Interesting case. The article seems to indicate it was his experience, rather than his certification, that put him in the crosshairs. This article indicates that he was an instructor, and that the charges were eventually dropped: https://www.google.com/amp/s/www.bbc.com/news/amp/uk-england-sussex-35350295Stephen Martin was charged with homicide when his girlfriend died, probably from immersion pulmonary edema: Scuba enthusiast fights extradition to Malta over dive deaths
It seems like you'd need a perfect storm of extremely unlikely events for this to be an issue. How many of us have been on a dive where someone was killed or injured badly enough to sue (or for the state to bring criminal charges)? How often does the injured diver/victim's family/state go after the buddy, or other amateurs on the dive, as opposed to only going after the pros involved? What are the odds that, if they did, they would drop the suit upon finding out you were only AOW (and wouldn't find out that you'd done the rescue course but declined the cert, or that you'd read the book and worked with an instructor informally, or that they wouldn't try to use that against you), whereas they'd pursue you to the ends of the earth if you had taken Rescue?

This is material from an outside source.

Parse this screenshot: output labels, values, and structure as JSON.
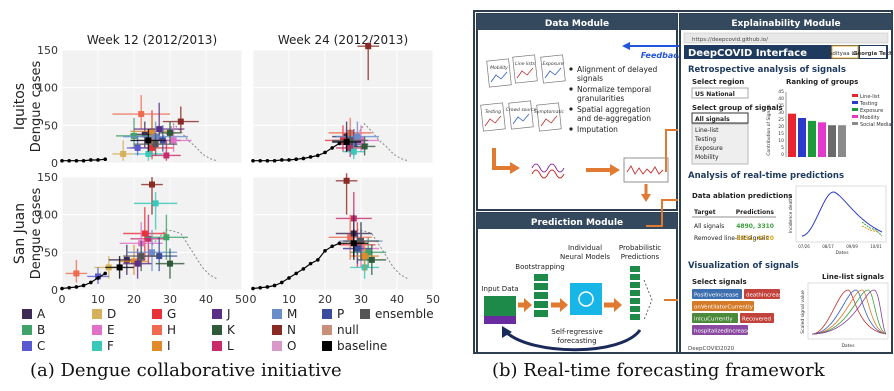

And all of this, of course, is assuming the Rescue course didn't make the difference in the first place in allowing you to save them.
Also, I'm way out of my depth here so don't take any of this for anything even approaching advice, but... in the U.S., there is generally no duty to rescue absent certain circumstances, such as a special relationship to the victim (haven't yet found any authority on whether scuba buddies count for this; they might). But another such circumstance that can confer a duty to rescue is if you initiate and then abandon a rescue, the logic being that you might have preempted someone else who could have rescued the person. If Rescue teaches you your limits and keeps you from starting something you can't finish, might it actually give you some legal protection?